High Home Prices and Interest Rates Contribute to Tough Market for First-Time Homebuyers

High home sales prices and mortgage interest rates are squeezing out first-time homebuyers from entering the market, especially as incomes have not kept up, housing experts say.

In 2020, the housing market was in a frenzy. High numbers of homes were selling, agents’ inventories were low and offers were frequently being made over list prices, said Jason Giarrizzo, a realtor with West USA Realty, who has been in the industry for 31 years.

Coming out of 2020, during the COVID-19 pandemic, the market continued to surge as people began buying real estate, Giarrizzo said. “We weren’t sure where the market was going to go, (if) it (was) going to plummet because of you know, the shutdown and everything, but it was quite the opposite.”

A balanced market in the Phoenix metropolitan area would have inventory levels of about 30,000 properties, Giarrizzo said, but by the end of 2021 inventory began to shrink to about 4,400 properties in the area.

Then, home prices hit a high and interest rates began to climb as the Federal Reserve started raising rates in an attempt to head off inflation. “In all my years of real estate, I don’t think I saw the inventory spike to the level that it did in such a short period of time. We went from 4,400 properties just coming into spring to almost 20,000 properties for sale by summer,” Giarrizzo said.

Now, the inventory is at about 13,000, which is still half of what a balanced inventory is for the Phoenix metropolitan area, Giarrizzo said.

As mortgage loan interest rates have risen, that frenzy has subsided, especially for the first-time homebuyers market, Giarrizzo said.

Mortgage loan interest rates vary widely based on factors such as the individual market, credit score of the buyer, price of the home, down payment, rate type, loan term and type.
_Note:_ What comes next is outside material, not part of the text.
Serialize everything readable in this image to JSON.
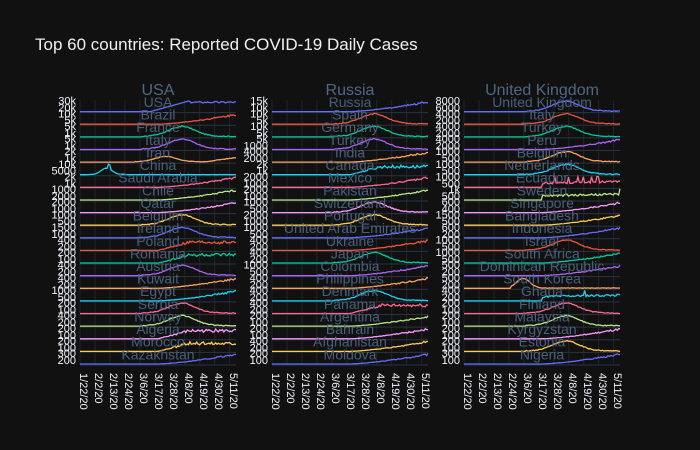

The current average rate for a conventional 30-year fixed mortgage is at or below 8.063% for a $430,000 home in Arizona for a buyer with a credit score of 700-719 who puts 10% down, according to the Consumer Financial Protection Bureau.

Chris Giarrizzo, a mortgage loan officer at Lennar Mortgage, who has been in the industry for over 23 years and is married to Jason Giarrizzo, said many hourly workers are struggling to afford housing, whether it’s a home purchase, or even rent.

The median home sale price in the Phoenix metropolitan area in September 2023 was $435,700, according to Redfin, a real estate firm that tracks prices and trends.

“I actually wouldn’t say necessarily it’s a bad time to buy a home, it’s just a challenging time to buy a home,” Chris Giarrizzo said.

Although mortgage loan rates have been this high before, high sales prices are providing little relief to buyers, she said, and there’s no relief anticipated until possibly sometime next year.

The last time 30-year fixed mortgage loan rates reached 8% was in 2000.

It was a combination of people who moved to the state and people who had more disposable income following the pandemic shutdown that drove the market takeoff in the Phoenix metropolitan area in 2020, Chris Giarrizzo said.

“We weren’t out shopping and weren’t traveling, and so I’ll be honest, not only in my industry, but in several industries, people had said that they had never been as busy. … We were all working a lot of hours,” Chris Giarrizzo said.

A “perfect storm” of high demand, low interest rates and not enough inventory drove home values up, creating the frenzy of people paying over list price because there was so much competition, she said.